The Telegraph by Julian Ryall, 25 October 2011
The vessel is the first of its kind to have been discovered relatively intact and dates from a series of attempts by Kublai Khan, emperor of the Yuan Dynasty, to subjugate Japan between 1274 and 1281.
Researchers have previously only been able to recover anchor stones and cannonballs from the scattered wrecks of the Mongol fleets and they believe that this latest find will shed new light on the maritime technology of the day.
The warship was located with ultrasonic equipment about 3 feet beneath the seabed at a depth of 75 feet. The archeological team, from Okinawa's University of the Ryukus, had been carrying out a search of the waters around Takashima Island, in Nagasaki Prefecture, because the area had yielded other items from Mongol ships.
Historical records suggest that some 4,400 ships carrying 140,000 Mongol soldiers landed in Japan in 1281 and skirmished with samurai in northern Kyushu. But after returning to their boats, the fleet was struck by a devastating typhoon that put an end to the invasion plans - a storm known to all Japanese as "kamizake," meaning divine wind, and again invoked in the dying days of the Second World War.
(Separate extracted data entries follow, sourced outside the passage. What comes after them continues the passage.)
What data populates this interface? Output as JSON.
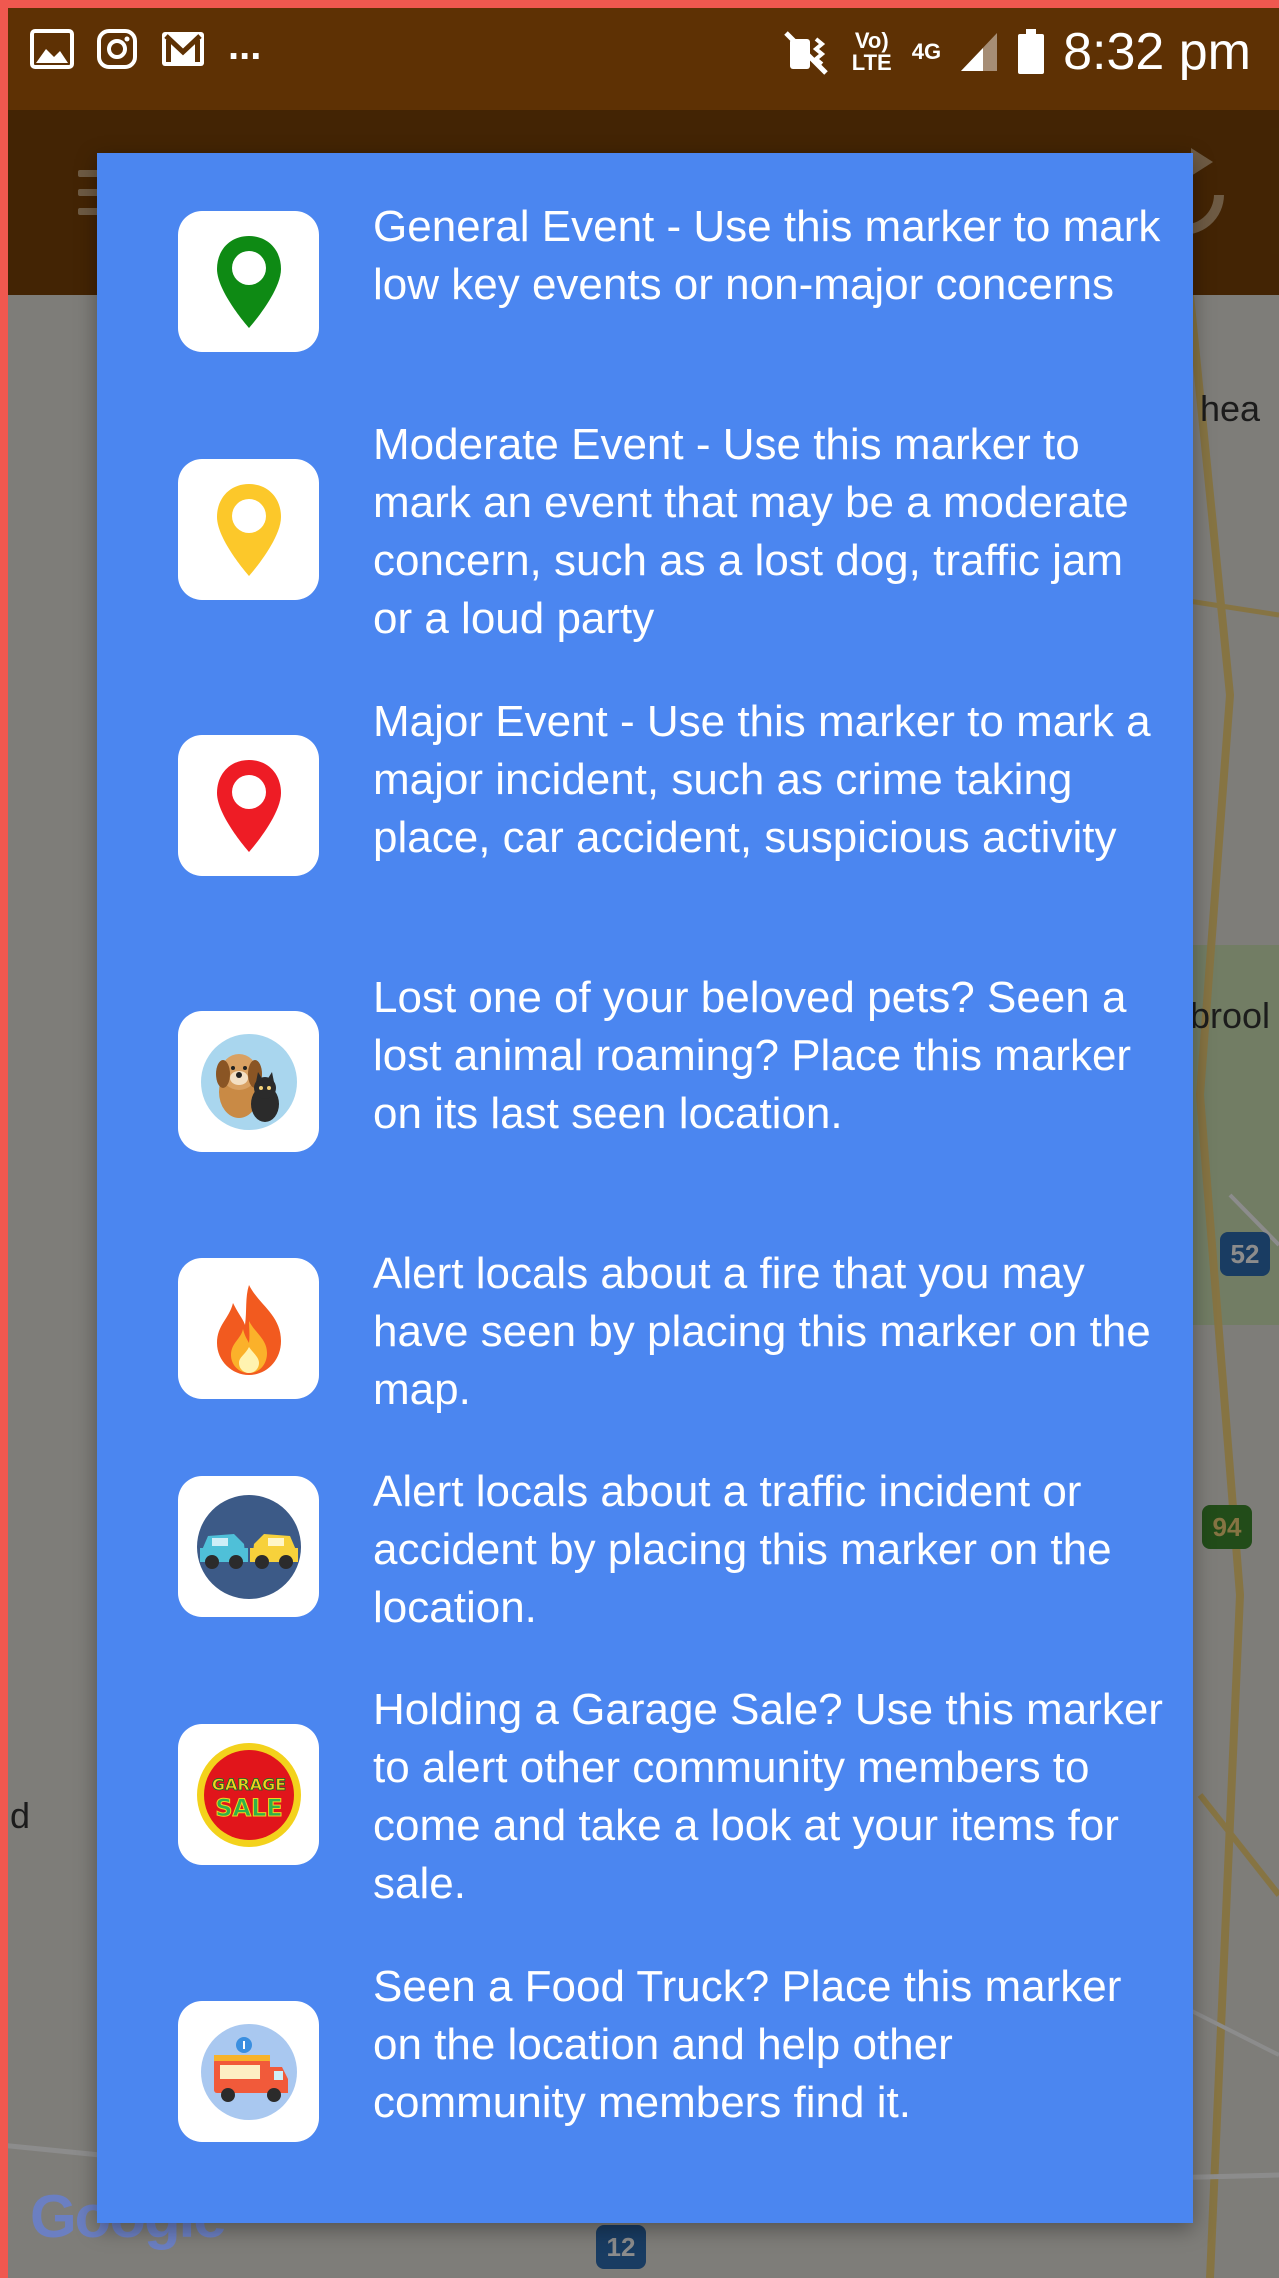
{
  "status_bar": {
    "time": "8:32 pm",
    "volte": "Vo) LTE",
    "network": "4G",
    "more": "...",
    "icons": [
      "image-icon",
      "instagram-icon",
      "gmail-icon",
      "vibrate-icon",
      "signal-icon",
      "battery-icon"
    ]
  },
  "map": {
    "labels": [
      "hea",
      "brool",
      "d"
    ],
    "shields": [
      "52",
      "94",
      "12"
    ],
    "logo": "Google"
  },
  "dialog": {
    "items": [
      {
        "icon": "green-marker-icon",
        "text": "General Event - Use this marker to mark low key events or non-major concerns"
      },
      {
        "icon": "yellow-marker-icon",
        "text": "Moderate Event - Use this marker to mark an event that may be a moderate concern, such as a lost dog, traffic jam or a loud party"
      },
      {
        "icon": "red-marker-icon",
        "text": "Major Event - Use this marker to mark a major incident, such as crime taking place, car accident, suspicious activity"
      },
      {
        "icon": "pets-icon",
        "text": "Lost one of your beloved pets? Seen a lost animal roaming? Place this marker on its last seen location."
      },
      {
        "icon": "fire-icon",
        "text": "Alert locals about a fire that you may have seen by placing this marker on the map."
      },
      {
        "icon": "traffic-accident-icon",
        "text": "Alert locals about a traffic incident or accident by placing this marker on the location."
      },
      {
        "icon": "garage-sale-icon",
        "text": "Holding a Garage Sale? Use this marker to alert other community members to come and take a look at your items for sale.",
        "icon_text": [
          "GARAGE",
          "SALE"
        ]
      },
      {
        "icon": "food-truck-icon",
        "text": "Seen a Food Truck? Place this marker on the location and help other community members find it."
      }
    ]
  },
  "colors": {
    "dialog_bg": "#4b86f0",
    "status_bar": "#5e3104",
    "app_bar": "#7a4308",
    "frame": "#f0584f"
  }
}
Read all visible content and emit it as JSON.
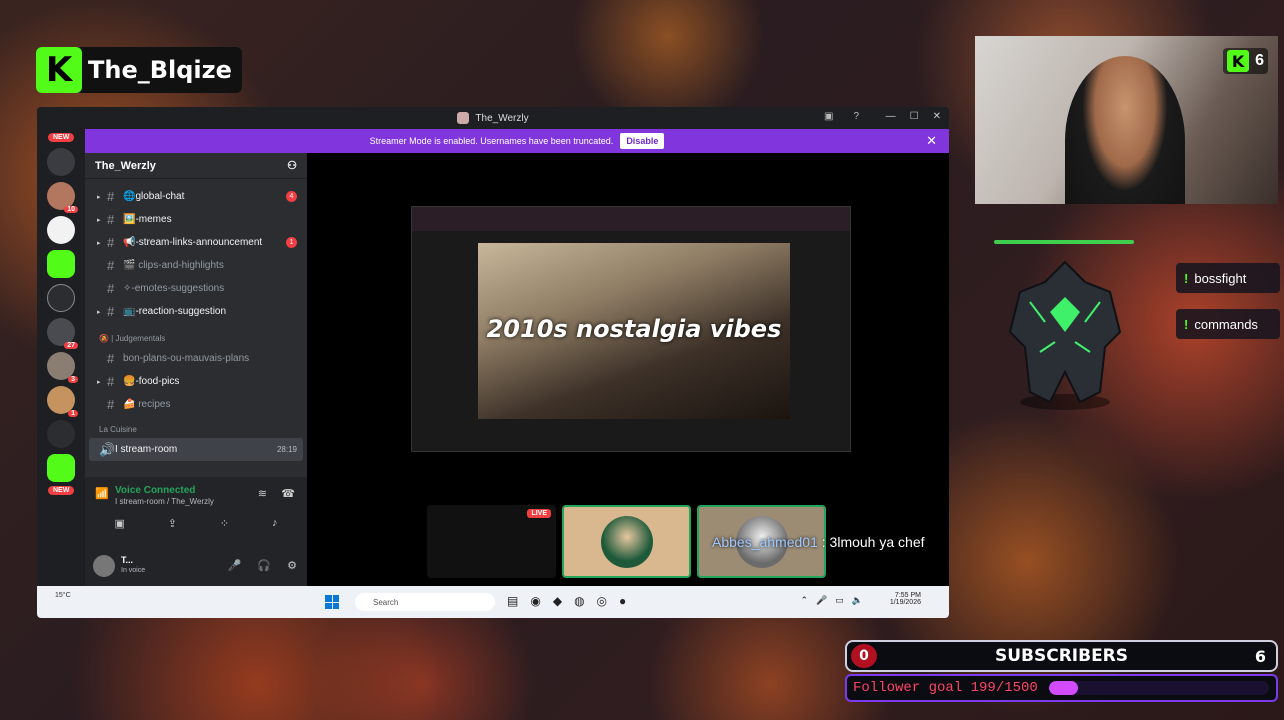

"I believe we will be able to understand more about shipbuilding skills at the time, as well as the actual situation of exchanges in East Asia," Ikeda told reporters in Nagasaki on Monday. He added that more research remains to be done, but he is also considering raising the wreck and putting it on public display.
A section of the ship's hull was first found last year but a full archeological excavation only began on September 30.
The researchers uncovered a keel nearly 50 feet long and more than 1.5 feet wide. Lengths of wood planking were still buried beneath silt alongside the main spars, they said.
The planks were as much as 9 inches wide and nearly 4 inches thick and were still coated in a grey paint. The planks had been held in place by nails and more than 300 bricks that were used as ballast were located throughout the site, along with ink stones and shards of Chinese ceramics.
The archeologists have also recovered weapons and identified the remains of the ship's ribs and bulkheads.
The mast and upper structures have been lost, the researchers said, but historians are marvelling at the discovery of the first near-complete pre-medieval wooden ship in Japan.
Kosuka Umazume, director of the Japan Society for Nautical Research, said it was a "miracle" that so much of the vessel had been recovered in such good condition and after such a long period of time.
The researchers believe the boats tried to find shelter in the coves of northern Kyushu, an assumption borne out by the discovery by Professor Yoshifumi Ikeda's team.